Writing a big code from scratch for GPUs
Table of Contents
Introduction#
Using GPUs is the hot thing at the moment. Well, it has been for a while now…but, nowadays it is basically a requirement for a codebases to have GPU support or a good explanation on why they don’t have it at all.
There are two avenues for a codebase to start using GPUs: 1) port the existing codebase to use GPUs, or 2) rewrite the codebase from scratch
Rewriting is probably the best approach, since it gives you complete control on how everything is going to be done and you can choose to rewrite at any speed possible and whichever paths are necessary. However, it is a monumental task to do if the codebase is large enough. In reality, even a 10k line codebase is a big task - especially if the codebase lacks tests, a Continuous Integration (CI) environment, regression tests that catch performance and correctness of the physics. This is usually the case for most academic driven codebases, since most development is done by none software engineers.

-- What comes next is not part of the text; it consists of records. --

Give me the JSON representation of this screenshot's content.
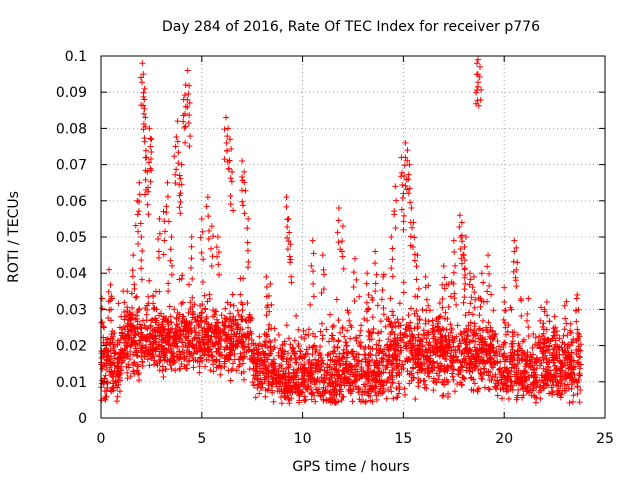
{
  "chart_data": {
    "type": "scatter",
    "title": "Day 284 of 2016, Rate Of TEC Index for receiver p776",
    "xlabel": "GPS time / hours",
    "ylabel": "ROTI / TECUs",
    "xlim": [
      0,
      25
    ],
    "ylim": [
      0,
      0.1
    ],
    "x_ticks": [
      "0",
      "5",
      "10",
      "15",
      "20",
      "25"
    ],
    "y_ticks": [
      "0",
      "0.01",
      "0.02",
      "0.03",
      "0.04",
      "0.05",
      "0.06",
      "0.07",
      "0.08",
      "0.09",
      "0.1"
    ],
    "grid": true,
    "marker": "+",
    "color": "#ff0000",
    "series": [
      {
        "name": "ROTI",
        "note": "dense band ~0.005-0.03 across 0-24 h; representative outliers listed",
        "x": [
          0.05,
          0.15,
          0.4,
          0.5,
          1.0,
          1.3,
          1.6,
          1.8,
          1.9,
          2.0,
          2.05,
          2.1,
          2.15,
          2.2,
          2.25,
          2.3,
          2.4,
          2.5,
          2.9,
          3.1,
          3.3,
          3.5,
          3.7,
          3.8,
          3.9,
          4.0,
          4.1,
          4.2,
          4.3,
          4.4,
          4.5,
          5.0,
          5.3,
          5.5,
          5.8,
          6.2,
          6.3,
          6.4,
          6.5,
          7.0,
          7.1,
          7.3,
          8.2,
          8.4,
          9.2,
          9.3,
          9.4,
          10.5,
          11.0,
          11.8,
          12.0,
          12.6,
          13.2,
          13.6,
          14.0,
          14.4,
          14.6,
          14.9,
          15.0,
          15.1,
          15.2,
          15.3,
          15.4,
          15.5,
          15.7,
          16.1,
          17.0,
          17.5,
          17.8,
          17.9,
          18.0,
          18.1,
          18.3,
          18.5,
          18.65,
          18.7,
          18.8,
          19.2,
          20.0,
          20.5,
          20.6,
          21.2,
          22.0,
          22.5,
          23.0,
          23.3,
          23.6
        ],
        "y": [
          0.033,
          0.025,
          0.041,
          0.03,
          0.028,
          0.035,
          0.045,
          0.06,
          0.065,
          0.05,
          0.098,
          0.095,
          0.088,
          0.083,
          0.072,
          0.068,
          0.08,
          0.077,
          0.055,
          0.057,
          0.065,
          0.05,
          0.075,
          0.082,
          0.067,
          0.07,
          0.088,
          0.092,
          0.096,
          0.087,
          0.05,
          0.055,
          0.061,
          0.053,
          0.05,
          0.083,
          0.08,
          0.077,
          0.068,
          0.071,
          0.068,
          0.055,
          0.039,
          0.037,
          0.061,
          0.055,
          0.048,
          0.049,
          0.045,
          0.058,
          0.053,
          0.044,
          0.04,
          0.046,
          0.039,
          0.05,
          0.064,
          0.072,
          0.062,
          0.076,
          0.074,
          0.07,
          0.058,
          0.054,
          0.045,
          0.039,
          0.042,
          0.049,
          0.056,
          0.054,
          0.045,
          0.05,
          0.04,
          0.039,
          0.098,
          0.099,
          0.097,
          0.045,
          0.036,
          0.049,
          0.047,
          0.033,
          0.03,
          0.028,
          0.031,
          0.026,
          0.033
        ]
      }
    ]
  }
}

Porting is the act of slowly enabling routines to the GPU by carefully dissecting them and using whichever method you want to run them on the GPU. This becomes tricky quickly because the core idea of using a GPU involves moving data from the host to the device (unless you have some of those fancy unified memory CPU- GPUs, like a GH200 or an MI300A). This is painful because, traditionally, CPU codebases have been quite careless with how memory is allocated and where it is used. Additionally, the way parallelism is set up for CPU based codes is to minimize FLOPs, because they were expensvie - sometimes with GPUs those tricks that made CPU codes fast can end up making GPU code slow! So sometimes you need to reformulate the algorithm or the code itself. This can be problematic because that means touching code that might have been there for ages and that one does not understand anymore. Additionally, this code could not be tested at all!
Both approaches can be painful, rewriting from scratch means an insane amount of work and means probably alienating a lot of existing developers that use the codebase. It stops progress right in its tracks by putting a moratorium on development or it creates a parallel codebase. It is usually a painful process, it might ruffle some feathers around the team.
Porting can be quite painful for the people doing the job - especially if the code is still moving forward because it is very easy to introduce breaking changes that can work fine on the CPU but completely destroy performance or correctness on the GPU.
My opinion#
After doing both and seeing how things work I have convinced myself that a rewrite is the best idea if you are chasing performance without compromise. What do I mean here? The only things that matter are: the correct answer and getting there as fast as we can. We do not care about CPU performance, we do not care or care little about portability (until we do), we care little about readability, etc. This can be very problematic, though hard code to read is hard code to extend and maintain. Also, if you can only run on a single platform, what do you do if your HPC centre buys another hardware? Difficult things!
This is why I believe on a pragmatic approach. Everything with moderation! So the idea is to do things as best as we can: good programming, maintainability, performance, readability, and of course, correctness!
My approach#
I am still burnt out of C++ so we shall still use Fortran for everything.
Memory handling#
Fortran is great that it has allocatable arrays, which are mostly memory safe. So the idea is that we have “handles” that carry a consistent state. This way the resources are owned by a process or set of processes. A bit object oriented. This will also let us have reusable scratch spaces, for example if we need an array of whatever size to do some work we shouldn’t allocate it on the fly, we should try to only do it at the start, put it on the GPU and reuse as we go along. This makes it easy to then just work on existing memory in a speedy way.